Astronauts, space debris and laser beams are not words you normally hear in the court room, but for Curtin Business School law students Ricardo Napper, Rachel O’Meara and Jocelyn Watts, words such as these and the laws that govern outer space have become much more familiar after the trio won the Asia-Pacific regional round of the prestigious Manfred Lachs Space Law Moot Court competition earlier this year.
The students, coached by Associate Professor Vernon Nase and Assistant Coach Rowan Stotesbury, will be heading to Mexico later this month to compete in the world finals of the competition alongside three regional team finalists from Africa, America and Europe.
“I think we were all just shell shocked!” says O’Meara, describing the moment they found out they had won the regional round. “We were excited but didn’t fully process it. The semi-finals and grand finals were a
lot more intense than the general rounds. It was really exciting but it didn’t fully hit us until we came back to Australia.”
“We’ve come a long way!” Watts laughs. “In October last year we were asking, ‘There’s a law in outer space?!’”

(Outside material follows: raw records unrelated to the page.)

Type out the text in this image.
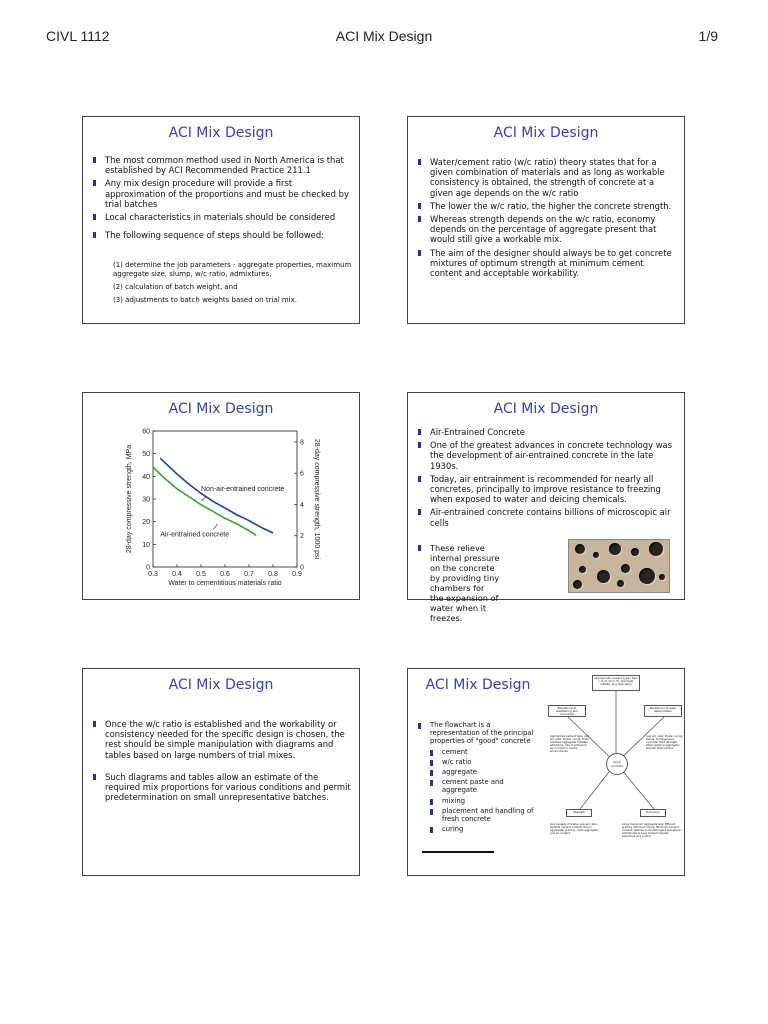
CIVL 1112	ACI Mix Design	1/9
ACI Mix Design
The most common method used in North America is that established by ACI Recommended Practice 211.1
Any mix design procedure will provide a first approximation of the proportions and must be checked by trial batches
Local characteristics in materials should be considered
The following sequence of steps should be followed:
(1) determine the job parameters - aggregate properties, maximum aggregate size, slump, w/c ratio, admixtures,
(2) calculation of batch weight, and
(3) adjustments to batch weights based on trial mix.
ACI Mix Design
Water/cement ratio (w/c ratio) theory states that for a given combination of materials and as long as workable consistency is obtained, the strength of concrete at a given age depends on the w/c ratio
The lower the w/c ratio, the higher the concrete strength.
Whereas strength depends on the w/c ratio, economy depends on the percentage of aggregate present that would still give a workable mix.
The aim of the designer should always be to get concrete mixtures of optimum strength at minimum cement content and acceptable workability.
ACI Mix Design
0.3 0.4 0.5 0.6 0.7 0.8 0.9
0
10
20
30
40
50
60
0
2
4
6
8
Water to cementitious materials ratio
28-day compressive strength, MPa	28-day compressive strength, 1000 psi
Non-air-entrained concrete
Air-entrained concrete
ACI Mix Design
Air-Entrained Concrete
One of the greatest advances in concrete technology was the development of air-entrained concrete in the late 1930s.
Today, air entrainment is recommended for nearly all concretes, principally to improve resistance to freezing when exposed to water and deicing chemicals.
Air-entrained concrete contains billions of microscopic air cells
These relieve internal pressure on the concrete by providing tiny chambers for the expansion of water when it freezes.
ACI Mix Design
Once the w/c ratio is established and the workability or consistency needed for the specific design is chosen, the rest should be simple manipulation with diagrams and tables based on large numbers of trial mixes.
Such diagrams and tables allow an estimate of the required mix proportions for various conditions and permit predetermination on small unrepresentative batches.
ACI Mix Design
The flowchart is a representation of the principal properties of "good" concrete
cement
w/c ratio
aggregate
cement paste and aggregate
mixing
placement and handling of fresh concrete
curing
Appropriate cement type (Type I, II, III, IV or V), low heat, sulfate, and high early
Resistance to weathering and chemicals
Resistance to wear deterioration
Appropriate cement type; Low w/c ratio; Proper curing; Fresh resistant aggregate; Suitable admixture; Use of entrained air in moist or severe environments
Low w/c ratio; Proper curing; Dense, homogeneous concrete; Hard strength; Wear resisting aggregate; Smooth float surface
Good concrete
Strength	Economy
Good quality of paste; Low w/c ratio; Optimal cement content; Sound aggregate, grading; clean aggregate; Low air content
Large maximum aggregate size; Efficient grading; Minimum slump; Minimum cement content; Optimal controlled agent operations; Admixtures to save cement; Quality assurance and control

A moot court competition simulates a real court hearing with participants analysing, researching and arguing both sides of an assigned legal issue in front of a panel of judges.
The first round of the competition involved the students writing two 14,000 word memorials detailing the legal issues in the assigned case. The case detailed liability issues with space debris and commercial spaceflight services.
“It’s a very rigorous process to say the least. You have to research the law and apply it to the facts,” says Watts.
The students met up to three times a week, with meetings lasting as long as seven hours.
“The very first draft was the hardest for all of us,” says Napper. “And it was due on Christmas Day!” adds Watts.
Twenty teams of the 26 who applied made it through to the second round of oral advocacy, which took place in the Indian city of Bangalore.
The students describe their trip to India as a chaotic, colourful and intense experience with amazing food and a lot of pressure.
Watts explains, “We had the general rounds on Friday, an all-day conference on Saturday and the semi-finals and grand finals on Sunday – the day we also flew out!”
O’Meara adds, “It was very intense. We were trying to adapt to the new environment as well as participate in the competition and maintain our composure but we did end up doing really well in the general rounds.”
The team is now preparing for the finals in Guadalajara, Mexico.
“This time, the people who sit on the panels and all the judges are leading experts in the field – the top space lawyers,” says Watts. “For the world final, the judges are coming from the International Court of Justice, which is a daunting concept because I study public international law at the moment and read their judgements and articles – and now I could be speaking in front of them!”
Napper adds, “One of our biggest challenges will be the time difference. We’ll be sleeping during the day time [for our body clock] and mooting during the night!”
Associate Professor Vernon Nase is clearly very proud of the students.
“The great success of our students on the international stage is due to their many months of hard work, dedication and sacrifice and attests to the ability of Curtin students to achieve a high level of international excellence,” says Associate Professor Nase.
“We couldn’t have done it without Rowan and Dr Nase,” says O’Meara. “We peaked at the right time. Dr Nase trained us not to be perfect initially so that by the time we got to the regional finals we’d be at our best. It all came together in India and we’re adopting the same approach for Mexico.”